Health policymakers in governments and international agencies should be prepared to constructively engage in issues like innovation, incentives, market competition and industrial development. Some already do, but more need to do it. They should understand their role in framing and developing the ‘health economy’ and leverage that to achieve better outcomes for patients. They should drive collaboration and dialogue across the innovation system between health policy officials, payers, industry, research agencies and patient groups. Officials should also be prepared to work closer with their colleagues in other government departments focussed on science, innovation, industry, environment and economic development and be prepared to work with private industry to understand these issues. As well as ameliorating some of the major health policy issues facing society, such collaboration will also spur the growth of new technologies, innovation and industrial development in the health sector.

More payer and reimbursement agencies should recognise their formative role in influencing the market for health technology and services. Just as the attitudes and aspirations of customers influence innovation and development in other markets, so too the purchasers and funders of medicines, devices and services influence the health market.
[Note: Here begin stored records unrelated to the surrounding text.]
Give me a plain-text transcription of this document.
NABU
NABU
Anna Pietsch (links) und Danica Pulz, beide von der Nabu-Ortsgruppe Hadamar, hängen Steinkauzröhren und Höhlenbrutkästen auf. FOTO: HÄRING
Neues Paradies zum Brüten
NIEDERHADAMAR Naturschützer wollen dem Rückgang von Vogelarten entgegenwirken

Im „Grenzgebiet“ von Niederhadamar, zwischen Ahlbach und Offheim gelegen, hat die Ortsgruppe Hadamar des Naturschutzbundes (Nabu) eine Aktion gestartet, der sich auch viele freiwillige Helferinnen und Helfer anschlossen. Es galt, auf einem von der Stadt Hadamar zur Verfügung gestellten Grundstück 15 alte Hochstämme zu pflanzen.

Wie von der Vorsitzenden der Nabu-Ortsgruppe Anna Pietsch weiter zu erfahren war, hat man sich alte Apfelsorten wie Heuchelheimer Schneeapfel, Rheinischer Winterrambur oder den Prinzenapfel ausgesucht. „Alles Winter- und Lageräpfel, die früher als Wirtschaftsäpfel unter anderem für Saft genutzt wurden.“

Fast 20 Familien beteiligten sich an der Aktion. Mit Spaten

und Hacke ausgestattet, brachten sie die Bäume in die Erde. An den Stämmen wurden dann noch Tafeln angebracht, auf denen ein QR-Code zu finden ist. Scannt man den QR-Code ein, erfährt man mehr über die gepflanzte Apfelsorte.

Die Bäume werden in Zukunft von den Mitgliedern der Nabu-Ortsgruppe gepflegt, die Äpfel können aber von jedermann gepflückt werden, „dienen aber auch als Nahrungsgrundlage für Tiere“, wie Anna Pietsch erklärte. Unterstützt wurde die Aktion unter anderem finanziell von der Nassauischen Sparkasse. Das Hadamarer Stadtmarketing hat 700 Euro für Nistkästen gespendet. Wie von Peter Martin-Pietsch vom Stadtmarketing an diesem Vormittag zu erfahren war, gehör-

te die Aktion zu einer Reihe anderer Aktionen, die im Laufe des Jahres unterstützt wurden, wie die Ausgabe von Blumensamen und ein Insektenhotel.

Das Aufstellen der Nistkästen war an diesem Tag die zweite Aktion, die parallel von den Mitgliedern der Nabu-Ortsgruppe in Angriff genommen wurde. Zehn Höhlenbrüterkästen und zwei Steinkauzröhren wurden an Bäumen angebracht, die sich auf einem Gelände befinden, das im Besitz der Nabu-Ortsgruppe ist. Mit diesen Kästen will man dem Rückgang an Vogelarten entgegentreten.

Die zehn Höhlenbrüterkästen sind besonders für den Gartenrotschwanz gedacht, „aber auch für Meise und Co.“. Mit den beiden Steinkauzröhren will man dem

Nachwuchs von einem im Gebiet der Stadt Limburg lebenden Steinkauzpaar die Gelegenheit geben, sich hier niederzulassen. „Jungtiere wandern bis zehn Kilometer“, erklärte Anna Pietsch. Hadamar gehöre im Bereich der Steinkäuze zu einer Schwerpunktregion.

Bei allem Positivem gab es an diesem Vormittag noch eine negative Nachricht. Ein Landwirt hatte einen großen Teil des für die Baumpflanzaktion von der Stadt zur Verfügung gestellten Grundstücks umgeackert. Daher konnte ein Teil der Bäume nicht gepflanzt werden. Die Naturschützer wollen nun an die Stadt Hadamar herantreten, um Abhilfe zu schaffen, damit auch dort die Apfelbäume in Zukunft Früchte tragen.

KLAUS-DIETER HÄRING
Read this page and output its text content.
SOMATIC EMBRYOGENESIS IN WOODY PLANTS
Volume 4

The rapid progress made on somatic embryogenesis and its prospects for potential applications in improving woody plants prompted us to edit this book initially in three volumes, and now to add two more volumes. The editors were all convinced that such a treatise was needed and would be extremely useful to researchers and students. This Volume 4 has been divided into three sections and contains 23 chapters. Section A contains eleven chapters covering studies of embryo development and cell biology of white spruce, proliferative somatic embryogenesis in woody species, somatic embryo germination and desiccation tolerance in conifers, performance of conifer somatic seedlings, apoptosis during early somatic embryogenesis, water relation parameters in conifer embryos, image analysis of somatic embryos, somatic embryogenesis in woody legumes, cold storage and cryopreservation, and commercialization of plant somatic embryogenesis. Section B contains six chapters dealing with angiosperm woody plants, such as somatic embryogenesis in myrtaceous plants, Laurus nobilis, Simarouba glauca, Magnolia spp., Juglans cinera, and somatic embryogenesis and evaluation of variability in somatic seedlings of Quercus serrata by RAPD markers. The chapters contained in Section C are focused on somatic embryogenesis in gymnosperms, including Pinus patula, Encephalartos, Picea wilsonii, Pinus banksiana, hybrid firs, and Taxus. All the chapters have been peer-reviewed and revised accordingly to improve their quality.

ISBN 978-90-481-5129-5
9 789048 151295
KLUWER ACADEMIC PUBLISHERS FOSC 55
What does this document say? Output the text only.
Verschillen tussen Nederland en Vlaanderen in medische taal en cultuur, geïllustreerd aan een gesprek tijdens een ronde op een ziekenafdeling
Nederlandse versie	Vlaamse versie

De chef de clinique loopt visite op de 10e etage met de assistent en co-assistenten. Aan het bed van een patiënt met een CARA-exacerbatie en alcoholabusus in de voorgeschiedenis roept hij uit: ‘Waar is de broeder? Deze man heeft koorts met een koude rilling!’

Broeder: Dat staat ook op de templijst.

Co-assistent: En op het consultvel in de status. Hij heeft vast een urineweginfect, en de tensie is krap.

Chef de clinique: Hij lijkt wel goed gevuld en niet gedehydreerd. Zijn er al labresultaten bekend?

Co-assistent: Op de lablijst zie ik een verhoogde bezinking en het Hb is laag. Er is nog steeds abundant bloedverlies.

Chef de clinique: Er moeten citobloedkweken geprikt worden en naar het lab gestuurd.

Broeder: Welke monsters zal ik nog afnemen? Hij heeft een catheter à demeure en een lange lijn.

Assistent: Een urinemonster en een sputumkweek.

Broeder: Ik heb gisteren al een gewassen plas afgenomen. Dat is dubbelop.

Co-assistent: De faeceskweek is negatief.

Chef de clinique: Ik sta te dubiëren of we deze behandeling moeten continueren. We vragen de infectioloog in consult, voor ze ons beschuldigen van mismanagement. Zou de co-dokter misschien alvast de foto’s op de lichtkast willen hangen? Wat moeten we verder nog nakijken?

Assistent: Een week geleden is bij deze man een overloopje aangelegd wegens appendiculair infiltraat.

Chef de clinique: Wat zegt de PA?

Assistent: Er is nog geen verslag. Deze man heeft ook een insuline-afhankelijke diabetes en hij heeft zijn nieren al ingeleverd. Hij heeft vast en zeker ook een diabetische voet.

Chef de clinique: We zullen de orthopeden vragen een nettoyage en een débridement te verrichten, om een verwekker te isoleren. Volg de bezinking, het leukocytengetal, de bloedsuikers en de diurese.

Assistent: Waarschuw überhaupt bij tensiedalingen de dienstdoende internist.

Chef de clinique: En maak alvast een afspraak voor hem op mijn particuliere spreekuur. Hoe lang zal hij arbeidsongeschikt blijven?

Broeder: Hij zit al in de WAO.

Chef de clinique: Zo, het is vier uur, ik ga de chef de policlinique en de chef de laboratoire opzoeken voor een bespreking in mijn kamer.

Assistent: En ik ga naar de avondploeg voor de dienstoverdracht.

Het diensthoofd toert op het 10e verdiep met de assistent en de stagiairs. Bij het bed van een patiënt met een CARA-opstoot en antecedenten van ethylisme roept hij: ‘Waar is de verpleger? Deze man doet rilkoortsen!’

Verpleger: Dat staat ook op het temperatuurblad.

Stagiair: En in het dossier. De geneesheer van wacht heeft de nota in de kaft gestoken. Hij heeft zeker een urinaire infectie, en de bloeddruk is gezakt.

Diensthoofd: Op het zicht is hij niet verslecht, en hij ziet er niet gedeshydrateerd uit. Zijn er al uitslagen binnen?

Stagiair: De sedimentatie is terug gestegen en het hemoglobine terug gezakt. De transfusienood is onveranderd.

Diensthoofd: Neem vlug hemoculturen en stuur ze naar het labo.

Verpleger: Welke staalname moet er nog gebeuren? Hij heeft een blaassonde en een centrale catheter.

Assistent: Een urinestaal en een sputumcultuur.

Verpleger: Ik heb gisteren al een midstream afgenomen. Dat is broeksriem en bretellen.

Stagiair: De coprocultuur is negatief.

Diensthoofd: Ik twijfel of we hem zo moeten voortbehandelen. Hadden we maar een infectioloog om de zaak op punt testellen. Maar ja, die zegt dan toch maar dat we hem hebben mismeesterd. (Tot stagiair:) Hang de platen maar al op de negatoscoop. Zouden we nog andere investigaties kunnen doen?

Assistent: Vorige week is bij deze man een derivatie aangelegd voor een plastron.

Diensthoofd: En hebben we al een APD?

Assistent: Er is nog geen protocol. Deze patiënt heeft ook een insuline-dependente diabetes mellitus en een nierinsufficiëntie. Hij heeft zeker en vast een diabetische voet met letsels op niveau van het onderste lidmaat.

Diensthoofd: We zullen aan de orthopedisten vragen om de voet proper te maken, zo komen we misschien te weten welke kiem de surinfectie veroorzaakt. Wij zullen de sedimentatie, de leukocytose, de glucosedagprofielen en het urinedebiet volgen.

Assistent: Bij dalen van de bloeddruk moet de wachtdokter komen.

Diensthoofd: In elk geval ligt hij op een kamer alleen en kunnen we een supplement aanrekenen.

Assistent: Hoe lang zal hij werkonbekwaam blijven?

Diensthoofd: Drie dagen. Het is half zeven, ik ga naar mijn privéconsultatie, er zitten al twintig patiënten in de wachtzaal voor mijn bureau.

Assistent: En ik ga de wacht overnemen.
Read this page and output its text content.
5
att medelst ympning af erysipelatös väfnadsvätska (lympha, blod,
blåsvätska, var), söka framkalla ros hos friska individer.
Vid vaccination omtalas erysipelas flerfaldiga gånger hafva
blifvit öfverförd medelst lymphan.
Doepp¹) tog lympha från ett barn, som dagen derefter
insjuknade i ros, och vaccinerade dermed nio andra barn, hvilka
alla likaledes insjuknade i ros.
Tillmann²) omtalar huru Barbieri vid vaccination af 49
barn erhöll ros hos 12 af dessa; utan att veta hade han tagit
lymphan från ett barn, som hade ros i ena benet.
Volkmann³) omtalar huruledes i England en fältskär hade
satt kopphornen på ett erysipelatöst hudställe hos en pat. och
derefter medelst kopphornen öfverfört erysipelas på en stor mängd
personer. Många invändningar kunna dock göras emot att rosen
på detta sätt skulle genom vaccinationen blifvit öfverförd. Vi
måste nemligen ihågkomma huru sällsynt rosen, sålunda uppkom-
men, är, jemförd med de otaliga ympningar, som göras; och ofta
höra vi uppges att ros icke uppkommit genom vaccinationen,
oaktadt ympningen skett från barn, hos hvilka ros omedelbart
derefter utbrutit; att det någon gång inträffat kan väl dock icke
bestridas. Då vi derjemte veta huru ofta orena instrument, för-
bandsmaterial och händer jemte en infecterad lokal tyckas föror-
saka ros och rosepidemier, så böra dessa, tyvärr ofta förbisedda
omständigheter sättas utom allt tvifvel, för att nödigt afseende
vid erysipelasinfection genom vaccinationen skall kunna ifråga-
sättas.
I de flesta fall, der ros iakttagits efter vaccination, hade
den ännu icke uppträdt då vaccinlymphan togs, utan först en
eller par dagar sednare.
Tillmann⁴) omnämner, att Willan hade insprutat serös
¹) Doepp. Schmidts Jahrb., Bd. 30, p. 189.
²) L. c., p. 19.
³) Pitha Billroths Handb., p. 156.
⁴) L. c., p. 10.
It is these agencies that ultimately send signals to the private sector about what the market needs and the value of different medical technologies like ventilators, personal protective equipment, cancer treatments, antibiotics and vaccines. Some agencies around the world do this better than others. While some health policy practitioners might feel uncomfortable getting their hands dirty in dealing with business issues, done properly it will lead to better health policy in the long run.

Private companies working in the health sector need to be more open and explain the business issues of operating in the health sector. While obviously constrained by legal requirements, companies should spend more of their time explaining to stakeholders in the health policy community what they do, what their commercial drivers are, and how they make decisions as companies. Building trust between the different stakeholders is key and companies can take the lead in opening genuine dialogue on these issues. This might push the envelope somewhat in what companies are comfortable doing, but it is necessary.

There is a lot to be gained if health policy practitioners can work with one informed eye on the long-term business impact of what they are doing. They will benefit, the health system will benefit, industry will benefit, the economy will benefit and ultimately, and most importantly, patients will benefit.

 

Brendan Shaw is Principal of Shawview Consulting and is an adjunct senior lecturer in pharmaceutical medicine and global health at the University of New South Wales.